FEMA chemical 3077 was merged twice, but that does not seem to affect the quality of the record, so will leave as is.

Merge the FEMA `stems` with the JECFA `odor`, into `merged descriptors` which can be used for downstream clustering:

In [48]:
def merge_descriptors(merged_list):
    """
    Returns a new dictionaty list with the FEMA 'stems' merged with the JECFA 'odor' values
    into 'merged descriptors'
    Removes commas from the stems
    """
    count = 0 #To keep track of chemicals that don't have any useful descriptors
    cop = deepcopy(merged_list)
    for dicto in cop:
        stems = dicto.get('stems', '')
        stems = stems.replace(',', '')
        merge = stems + ' ' + dicto.get('odor', '')
        merge = merge.strip()
        if merge:
            dicto['merged descriptors'] = merge
        else:
            count += 1
    return cop, count

In [49]:
merged_list, useless = merge_descriptors(merged_list)

In [51]:
print('Number of chemicals with no useful descriptors: {}' .format(useless))

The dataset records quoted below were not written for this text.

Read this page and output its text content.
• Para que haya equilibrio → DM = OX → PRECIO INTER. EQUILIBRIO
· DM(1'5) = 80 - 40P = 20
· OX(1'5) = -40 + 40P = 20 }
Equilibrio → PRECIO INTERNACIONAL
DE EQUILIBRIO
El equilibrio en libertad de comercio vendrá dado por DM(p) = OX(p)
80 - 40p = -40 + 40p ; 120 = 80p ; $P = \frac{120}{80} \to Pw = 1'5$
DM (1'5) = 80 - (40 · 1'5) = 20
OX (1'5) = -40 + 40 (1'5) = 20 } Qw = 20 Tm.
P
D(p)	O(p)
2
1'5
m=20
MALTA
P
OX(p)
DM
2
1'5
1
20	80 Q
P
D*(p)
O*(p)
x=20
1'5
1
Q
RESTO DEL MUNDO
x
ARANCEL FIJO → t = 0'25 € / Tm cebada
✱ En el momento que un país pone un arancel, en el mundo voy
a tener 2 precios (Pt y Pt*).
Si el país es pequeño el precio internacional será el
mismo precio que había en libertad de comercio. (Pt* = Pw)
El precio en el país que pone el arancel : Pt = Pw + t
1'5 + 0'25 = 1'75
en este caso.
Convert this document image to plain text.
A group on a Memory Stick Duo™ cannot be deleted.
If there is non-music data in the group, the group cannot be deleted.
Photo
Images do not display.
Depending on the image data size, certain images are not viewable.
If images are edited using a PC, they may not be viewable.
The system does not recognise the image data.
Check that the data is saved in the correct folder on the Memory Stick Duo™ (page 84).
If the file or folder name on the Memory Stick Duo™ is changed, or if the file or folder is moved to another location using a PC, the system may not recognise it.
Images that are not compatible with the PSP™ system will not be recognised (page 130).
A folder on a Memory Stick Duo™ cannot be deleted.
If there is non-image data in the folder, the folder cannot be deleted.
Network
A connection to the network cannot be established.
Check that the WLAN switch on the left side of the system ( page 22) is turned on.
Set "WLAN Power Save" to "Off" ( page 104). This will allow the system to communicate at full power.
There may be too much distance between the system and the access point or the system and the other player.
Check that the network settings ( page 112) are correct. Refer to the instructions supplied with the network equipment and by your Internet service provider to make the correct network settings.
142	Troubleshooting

Number of chemicals with no useful descriptors: 640


Remove chemicals with no useful descriptors so they don't bog down downstream analysis

In [52]:
def remove_useless(dicto_list):
    """
    Returns a new dicto_list without the dictos missing a 'merged descriptors' key
    """
    new_list = []
    for dicto in dicto_list:
        if 'merged descriptors' in dicto:
            new_list.append(dicto)
    return new_list

In [53]:
useful_chemicals = remove_useless(merged_list)
print('Lengths make sense: {}' .format(len(useful_chemicals) == len(merged_list) - useless))

Lengths make sense: True


Save the list of useful chemicals:

In [54]:
merged_chemicals_path = path.join(DATA_PATH, 'merged_chemicals.pkl')
with open(merged_chemicals_path, 'wb') as f:
    pickle.dump(useful_chemicals, f, protocol=pickle.HIGHEST_PROTOCOL)